When penicillin first started to enter everyday use in the 1940s, the antibiotic was considered a miracle. What’s not as well-known is this: even as this revolutionary killer of bacteria began curing infections that had previously taken the lives of countless human beings, some bacteria had already evolved that were resistant to it.
Since then, many new types of antibiotics have been introduced … and bacteria have continued to develop resistance to them.
The spread of antibiotic resistance results primarily from overuse and misuse of antibiotics. David Ezdon, PharmD, clinical pharmacist at Einstein Medical Center Montgomery (EMCM), is working to turn the tide against this growing and serious problem. He started EMCM’s antibiotic stewardship program in 2014, which has resulted in an 18 percent drop in intravenous antibiotic use throughout the hospital.
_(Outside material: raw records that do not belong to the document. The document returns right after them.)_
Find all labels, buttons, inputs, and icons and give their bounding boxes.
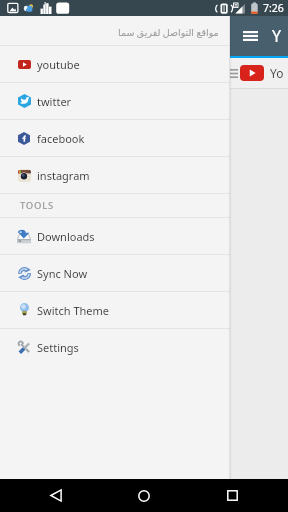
staticText: YouTube <box>272 25 288 47</box>
button[interactable]: Back <box>36 479 76 512</box>
staticText: twitter <box>37 94 72 109</box>
staticText: facebook <box>37 131 85 146</box>
staticText: youtube <box>37 57 80 72</box>
button[interactable]: Downloads <box>0 218 230 254</box>
button[interactable]: Sync Now <box>0 255 230 291</box>
staticText: TOOLS <box>20 199 54 212</box>
button[interactable]: instagram <box>0 157 230 193</box>
button[interactable]: youtube <box>0 46 230 82</box>
staticText: مواقع التواصل لفريق سما <box>118 26 219 39</box>
staticText: Downloads <box>37 229 95 244</box>
staticText: 7:26 <box>263 1 284 15</box>
button[interactable]: twitter <box>0 83 230 119</box>
staticText: Settings <box>37 340 79 355</box>
button[interactable]: Settings <box>0 329 230 365</box>
button[interactable]: Recent apps <box>212 479 252 512</box>
staticText: Switch Theme <box>37 303 110 318</box>
button[interactable]: Open navigation drawer <box>239 24 261 48</box>
staticText: instagram <box>37 168 90 183</box>
button[interactable]: Switch Theme <box>0 292 230 328</box>
button[interactable]: Home <box>124 479 164 512</box>
staticText: YouTube <box>270 65 288 81</box>
button[interactable]: facebook <box>0 120 230 156</box>
staticText: Sync Now <box>37 266 88 281</box>
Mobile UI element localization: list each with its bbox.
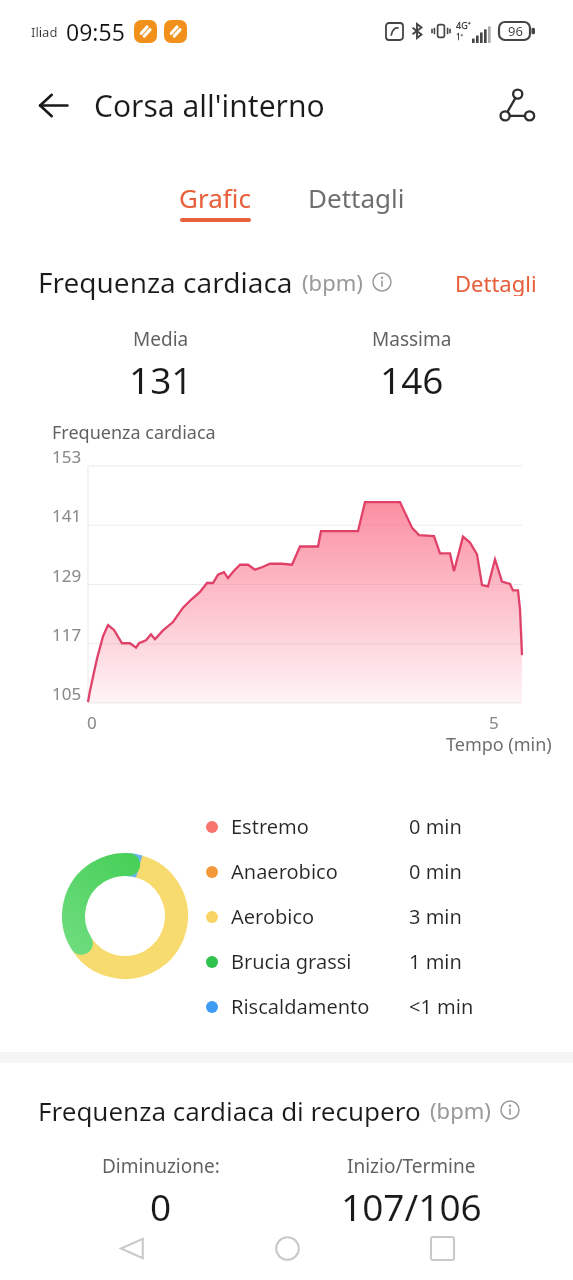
staticText: (bpm) [430,1095,491,1125]
staticText: 105 [52,682,82,705]
staticText: 3 min [409,903,462,930]
staticText: 117 [52,623,82,646]
staticText: Tempo (min) [446,732,552,757]
button[interactable]: Back [107,1224,155,1272]
staticText: Massima [372,326,452,352]
staticText: 0 min [409,813,462,840]
button[interactable]: Recents [418,1224,466,1272]
button[interactable]: Share [492,81,540,129]
staticText: 107/106 [341,1181,482,1231]
button[interactable]: Dettagli [286,168,427,227]
staticText: 0 min [409,858,462,885]
staticText: Dettagli [455,268,537,296]
staticText: <1 min [409,993,474,1020]
staticText: Frequenza cardiaca di recupero [38,1093,421,1128]
button[interactable]: Dettagli [451,262,541,302]
staticText: Iliad [31,23,58,41]
button[interactable]: Back [28,80,78,130]
staticText: Aerobico [231,903,315,930]
staticText: Frequenza cardiaca [52,420,216,445]
button[interactable]: Home [263,1224,311,1272]
staticText: 4G⁺ [456,19,471,31]
staticText: 1 min [409,948,462,975]
staticText: Media [133,326,189,352]
staticText: Grafic [179,180,251,215]
staticText: Brucia grassi [231,948,352,975]
staticText: Anaerobico [231,858,338,885]
staticText: 5 [489,711,499,734]
staticText: 141 [52,504,82,527]
staticText: Corsa all'interno [94,85,325,126]
staticText: 131 [129,354,193,404]
staticText: 1⁺ [456,31,464,42]
staticText: 129 [52,564,82,587]
staticText: 153 [52,445,82,468]
staticText: 0 [150,1181,172,1231]
staticText: Frequenza cardiaca [38,263,293,301]
staticText: (bpm) [302,267,363,297]
staticText: Estremo [231,813,309,840]
button[interactable]: Grafic [157,168,273,234]
staticText: 09:55 [66,16,125,47]
staticText: Inizio/Termine [347,1153,476,1179]
staticText: 0 [87,711,97,734]
staticText: Riscaldamento [231,993,370,1020]
staticText: Dettagli [308,180,405,215]
staticText: Diminuzione: [102,1153,220,1179]
staticText: 146 [380,354,444,404]
staticText: 96 [508,22,523,40]
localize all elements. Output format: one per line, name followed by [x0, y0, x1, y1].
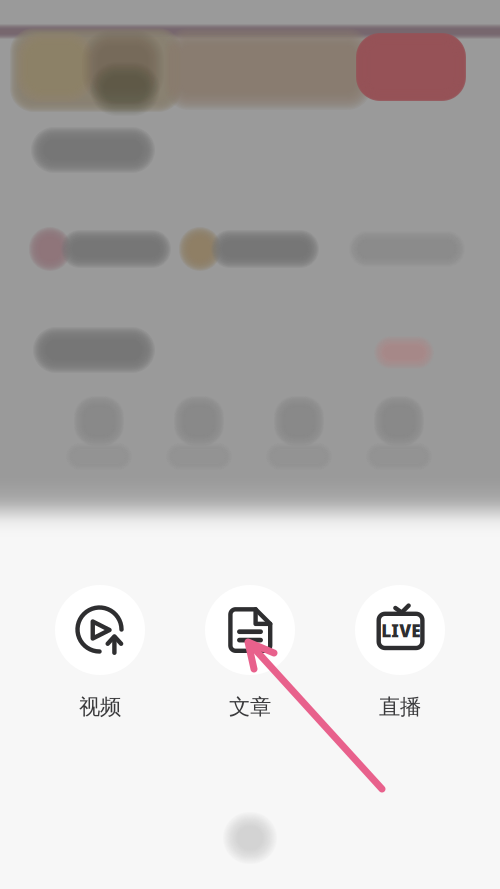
staticText: LIVE [381, 619, 421, 642]
staticText: 视频 [79, 694, 121, 720]
staticText: 直播 [379, 694, 421, 720]
button[interactable]: 视频 [25, 585, 175, 719]
button[interactable]: LIVE [325, 585, 475, 719]
button[interactable]: 文章 [175, 585, 325, 719]
staticText: 文章 [229, 694, 271, 720]
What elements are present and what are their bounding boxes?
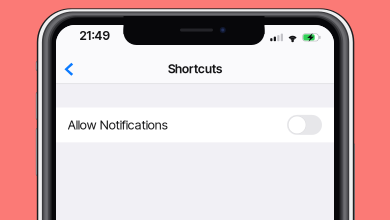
button[interactable]: Back xyxy=(58,51,79,84)
staticText: 21:49 xyxy=(80,28,110,43)
button[interactable]: Allow Notifications xyxy=(56,108,334,142)
staticText: Allow Notifications xyxy=(68,117,168,132)
staticText: Shortcuts xyxy=(168,61,222,76)
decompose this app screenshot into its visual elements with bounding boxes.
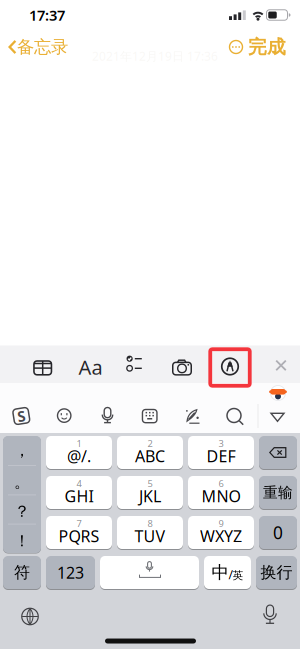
button[interactable]: 搜索 bbox=[221, 403, 249, 431]
button[interactable]: 删除 bbox=[259, 436, 297, 470]
staticText: 2 bbox=[148, 437, 152, 450]
button[interactable]: 9 bbox=[188, 516, 254, 550]
button[interactable]: 更多 bbox=[224, 35, 248, 59]
button[interactable]: 下一个输入法 bbox=[13, 600, 47, 634]
button[interactable]: 搜狗输入法 bbox=[7, 402, 35, 430]
button[interactable]: 6 bbox=[188, 476, 254, 510]
button[interactable]: 2 bbox=[117, 436, 183, 470]
staticText: 完成 bbox=[248, 36, 286, 58]
button[interactable]: 表格 bbox=[27, 350, 59, 384]
staticText: TUV bbox=[134, 525, 166, 547]
staticText: DEF bbox=[206, 445, 236, 467]
button[interactable]: 空格 bbox=[100, 556, 199, 590]
staticText: ！ bbox=[14, 531, 30, 551]
button[interactable]: 换行 bbox=[256, 556, 297, 590]
button[interactable]: 返回 备忘录 bbox=[2, 33, 74, 61]
staticText: @/. bbox=[67, 445, 91, 467]
button[interactable]: 5 bbox=[117, 476, 183, 510]
staticText: ？ bbox=[14, 502, 30, 521]
staticText: ， bbox=[14, 441, 30, 460]
button[interactable]: 0 bbox=[259, 516, 297, 550]
button[interactable]: 键盘布局 bbox=[136, 402, 164, 430]
staticText: 。 bbox=[14, 472, 30, 492]
staticText: PQRS bbox=[58, 525, 100, 547]
staticText: GHI bbox=[64, 485, 94, 507]
staticText: 123 bbox=[57, 562, 84, 583]
button[interactable]: 手写 bbox=[179, 402, 207, 430]
staticText: WXYZ bbox=[200, 525, 242, 547]
staticText: 6 bbox=[218, 477, 224, 490]
button[interactable]: 中英切换 bbox=[204, 556, 251, 590]
staticText: 换行 bbox=[260, 563, 292, 582]
staticText: 符 bbox=[14, 563, 30, 582]
button[interactable]: 关闭 bbox=[268, 350, 294, 380]
staticText: 1 bbox=[76, 437, 82, 450]
button[interactable]: 收起键盘 bbox=[264, 403, 292, 431]
staticText: / bbox=[228, 566, 232, 582]
staticText: Aa bbox=[78, 354, 102, 380]
button[interactable]: 标记 bbox=[214, 350, 246, 384]
button[interactable]: 7 bbox=[46, 516, 112, 550]
button[interactable]: 符号 bbox=[3, 436, 41, 553]
staticText: 17:37 bbox=[29, 5, 65, 25]
button[interactable]: 表情 bbox=[50, 402, 78, 430]
staticText: MNO bbox=[202, 485, 240, 507]
staticText: 备忘录 bbox=[17, 36, 68, 58]
staticText: 3 bbox=[218, 437, 224, 450]
button[interactable]: 格式 bbox=[74, 350, 106, 384]
button[interactable]: 123 bbox=[46, 556, 95, 590]
button[interactable]: 完成 bbox=[245, 33, 289, 61]
button[interactable]: 语音 bbox=[94, 402, 122, 430]
button[interactable]: 4 bbox=[46, 476, 112, 510]
button[interactable]: 重输 bbox=[259, 476, 297, 510]
staticText: 8 bbox=[148, 517, 152, 530]
staticText: 9 bbox=[218, 517, 224, 530]
button[interactable]: 符 bbox=[3, 556, 41, 590]
staticText: 4 bbox=[76, 477, 82, 490]
staticText: JKL bbox=[139, 485, 161, 507]
staticText: 5 bbox=[148, 477, 152, 490]
button[interactable]: 相机 bbox=[166, 350, 198, 384]
staticText: 重输 bbox=[263, 484, 293, 502]
button[interactable]: 8 bbox=[117, 516, 183, 550]
button[interactable]: 听写 bbox=[253, 598, 287, 632]
button[interactable]: 核对清单 bbox=[119, 350, 151, 384]
button[interactable]: 1 bbox=[46, 436, 112, 470]
staticText: 7 bbox=[76, 517, 82, 530]
button[interactable]: 3 bbox=[188, 436, 254, 470]
staticText: 0 bbox=[273, 521, 283, 544]
staticText: 中 bbox=[212, 562, 228, 583]
staticText: S bbox=[17, 406, 25, 426]
staticText: ABC bbox=[135, 445, 165, 467]
staticText: 英 bbox=[232, 569, 244, 582]
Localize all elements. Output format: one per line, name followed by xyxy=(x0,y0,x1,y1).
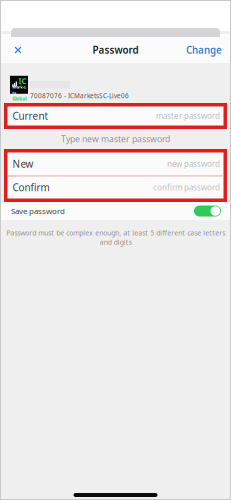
staticText: Save password xyxy=(11,206,65,216)
staticText: Markets xyxy=(12,84,26,96)
button[interactable]: Save password xyxy=(194,202,221,220)
staticText: Password must be complex enough, at leas… xyxy=(6,228,225,247)
staticText: confirm password xyxy=(153,182,220,193)
button[interactable]: Current xyxy=(8,106,224,126)
staticText: 70087076 - ICMarketsSC-Live06 xyxy=(30,91,129,100)
staticText: IC xyxy=(19,76,27,87)
staticText: Change xyxy=(186,43,222,57)
staticText: Password xyxy=(92,43,138,57)
staticText: Type new master password xyxy=(61,133,170,145)
button[interactable]: Close xyxy=(8,39,28,61)
staticText: new password xyxy=(167,159,220,170)
staticText: Current xyxy=(12,109,48,123)
staticText: Confirm xyxy=(12,181,50,194)
staticText: Global xyxy=(12,96,26,102)
button[interactable]: IC xyxy=(0,63,231,103)
button[interactable]: Confirm xyxy=(8,176,224,198)
button[interactable]: Change xyxy=(186,39,222,61)
button[interactable]: New xyxy=(8,152,224,176)
staticText: New xyxy=(12,157,34,171)
staticText: master password xyxy=(156,111,220,122)
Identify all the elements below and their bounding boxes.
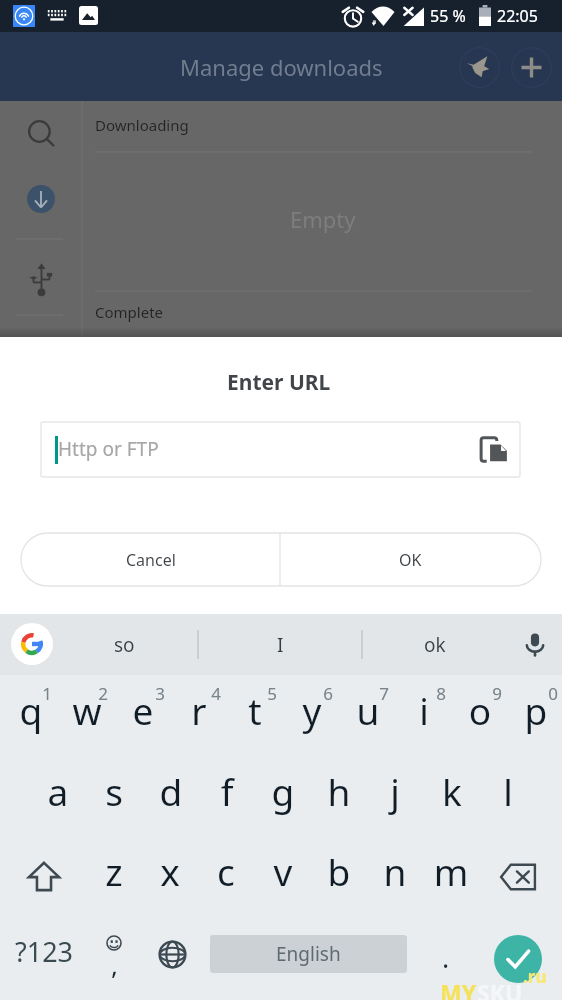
button[interactable]: Change keyboard language (146, 926, 198, 982)
button[interactable]: so (54, 614, 194, 675)
staticText: z (84, 846, 144, 896)
staticText: b (309, 846, 369, 896)
button[interactable]: Emoji and comma (88, 931, 140, 987)
button[interactable]: ?123 (6, 925, 82, 977)
staticText: Manage downloads (180, 52, 383, 82)
button[interactable]: Downloads (27, 185, 55, 213)
staticText: k (422, 766, 482, 816)
staticText: 9 (467, 682, 527, 705)
staticText: l (478, 766, 538, 816)
button[interactable]: OK (280, 533, 541, 586)
staticText: t (225, 685, 285, 735)
button[interactable]: Paste from clipboard (475, 431, 513, 469)
staticText: 6 (298, 682, 358, 705)
staticText: Enter URL (227, 368, 331, 397)
button[interactable]: ok (365, 614, 505, 675)
staticText: 0 (523, 682, 562, 705)
staticText: u (338, 685, 398, 735)
staticText: a (28, 766, 88, 816)
button[interactable]: Shift (16, 848, 72, 904)
staticText: I (277, 632, 284, 658)
staticText: d (141, 766, 201, 816)
button[interactable]: I (210, 614, 350, 675)
staticText: h (309, 766, 369, 816)
staticText: so (114, 632, 135, 658)
staticText: .ru (523, 965, 547, 988)
staticText: Complete (95, 302, 164, 322)
staticText: 4 (186, 682, 246, 705)
staticText: x (140, 846, 200, 896)
staticText: o (450, 685, 510, 735)
staticText: p (506, 685, 562, 735)
staticText: Downloading (95, 115, 189, 135)
staticText: 5 (242, 682, 302, 705)
staticText: 2 (73, 682, 133, 705)
staticText: SKU (477, 977, 523, 1000)
button[interactable]: . (420, 931, 472, 987)
staticText: ok (424, 632, 446, 658)
staticText: m (421, 846, 481, 896)
button[interactable]: Backspace (490, 849, 546, 905)
button[interactable]: Boost download (459, 47, 500, 88)
staticText: e (113, 685, 173, 735)
staticText: 8 (411, 682, 471, 705)
staticText: Empty (290, 204, 356, 234)
button[interactable]: Http or FTP (41, 422, 520, 477)
staticText: v (253, 846, 313, 896)
staticText: ?123 (15, 933, 74, 970)
staticText: English (276, 941, 341, 967)
staticText: g (253, 766, 313, 816)
staticText: s (84, 766, 144, 816)
staticText: j (365, 766, 425, 816)
staticText: c (196, 846, 256, 896)
staticText: n (365, 846, 425, 896)
button[interactable]: Voice input (519, 628, 551, 660)
staticText: 55 % (430, 5, 466, 27)
staticText: , (111, 947, 118, 982)
button[interactable]: Enter (494, 935, 542, 983)
staticText: q (1, 685, 61, 735)
button[interactable]: Search (18, 111, 62, 155)
button[interactable]: Google search (11, 623, 53, 665)
button[interactable]: Cancel (21, 533, 280, 586)
staticText: w (57, 685, 117, 735)
staticText: Cancel (126, 549, 176, 571)
staticText: f (197, 766, 257, 816)
button[interactable]: Add download (511, 47, 552, 88)
staticText: MY (440, 977, 477, 1000)
button[interactable]: USB transfer (22, 256, 60, 302)
staticText: . (442, 939, 450, 976)
staticText: Http or FTP (58, 436, 159, 462)
staticText: OK (399, 549, 422, 571)
staticText: 22:05 (497, 5, 538, 27)
staticText: 1 (17, 682, 77, 705)
staticText: y (282, 685, 342, 735)
staticText: 3 (130, 682, 190, 705)
staticText: r (169, 685, 229, 735)
staticText: i (394, 685, 454, 735)
staticText: 7 (354, 682, 414, 705)
button[interactable]: English (210, 935, 407, 973)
The program educates patients, doctors and health care workers.
Antibiotic stewardship, he explains, is both a program and a strategy endorsed by the Centers for Disease Control and Prevention (CDC) to improve the way in which antibiotics are prescribed and used—which means, he says, “the right drug, the right dose, the right frequency, the right route of administration, and the right indication.” It also means minimizing antibiotic toxicity—antibiotics can cause allergic reaction and side effects, many of them serious, such as Clostridium difficile-associated diarrhea.
Does that mean patients shouldn’t get antibiotics when they need them? No.
“We’re promoting proper antibiotic use,” says Dr. Ezdon. “If you do need an antibiotic, we want to be sure it’s being used properly.”
Here’s an example of “improper use”. Let’s suppose you have a respiratory condition, like the common cold. A cold is a virus. Antibiotics are ineffective against viruses. Therefore, taking an antibiotic to treat a cold is an improper use.
There are many other instances in which antibiotics are ineffective.
“Things like a sore throat, unless it’s a strep throat, these are often viral in nature,” says Dr. Ezdon. “Often when patients have otitis media (an ear infection), that will also be viral as well. Asthma exacerbations are often viral in nature, not bacterial.”
Here’s another example. Suppose you have a genuine need for an antibiotic—let’s use our case above of strep throat. Some people take their antibiotics until they start to feel better, and then save the rest for later use. That’s an improper use. Now imagine you develop signs symptoms of a urinary tract infection and you decide to take your left over antibiotic from your strep throat.
That’s also improper use as only your doctor can decide what antibiotic is right for your infection.
“If you’re giving an antibiotic, you’re killing all bacteria,” says Dr. Ezdon. “You’re not just killing the bacteria that are causing your illness, you’re killing the bacteria that are in your normal gut flora. When those bacteria die, it leaves room for the drug resistant bacteria to grow and take over. Then they can pass their genes from one bacteria to another to transfer that resistance. Even if you are using antibiotics appropriately, you’re at risk of allowing these drug-resistant bacteria to take over. Using antibiotics appropriately will help to slow the rate of drug resistance.”
Why does improper use of antibiotics happen at all? That’s one of the questions Dr. Ezdon’s antibiotic stewardship effort is designed to address. Patients request antibiotics where they might not be needed, and in many cases, doctors feel pressured to prescribe them. Better doctor-patient communication can help with this situation.
“That’s part of the education, teaching doctors how to break down the insistence by the patient,” says Dr. Ezdon.
What’s needed is a way for doctors to find the time to explain why antibiotics might not be prescribed. “That’s part of what we do on the outpatient side,” says Dr. Ezdon.
Patients are encouraged to create a care plan with their doctors. “If the doctor tells you, ‘Hey, you just have a cold, you don’t need antibiotics,’ you should take that information and if you aren’t satisfied, try and create a care plan with your doctor,” advises Dr. Ezdon. “Say you’re not feeling better in three days, what do you do? Set up a plan with the physician to call them and discuss further treatment options, as well as ensuring you’re aware of the symptomatic control.”
In Dr. Ezdon’s experience, patients do respond well to education about the proper information about the risks, benefits, and proper use of antibiotics. “They become extremely engaged,” he says.
Finding a way to get the antibiotic resistance message across, not just to patients but to health care providers, is incredibly important, adds Dr. Ezdon. “If we don’t help slow the incidence of resistant bacteria,” he says, “then someday we’re not going to have options for patients who come in with basic infections.
“Before penicillin was discovered, we had over 90 percent mortality from childhood bacterial meningitis. With antibiotics we have brought that number to less than 15 percent. But we’re looking at going back to those kinds of numbers if we have to go forward without these antibiotics, so we need to ensure we’re using them properly.”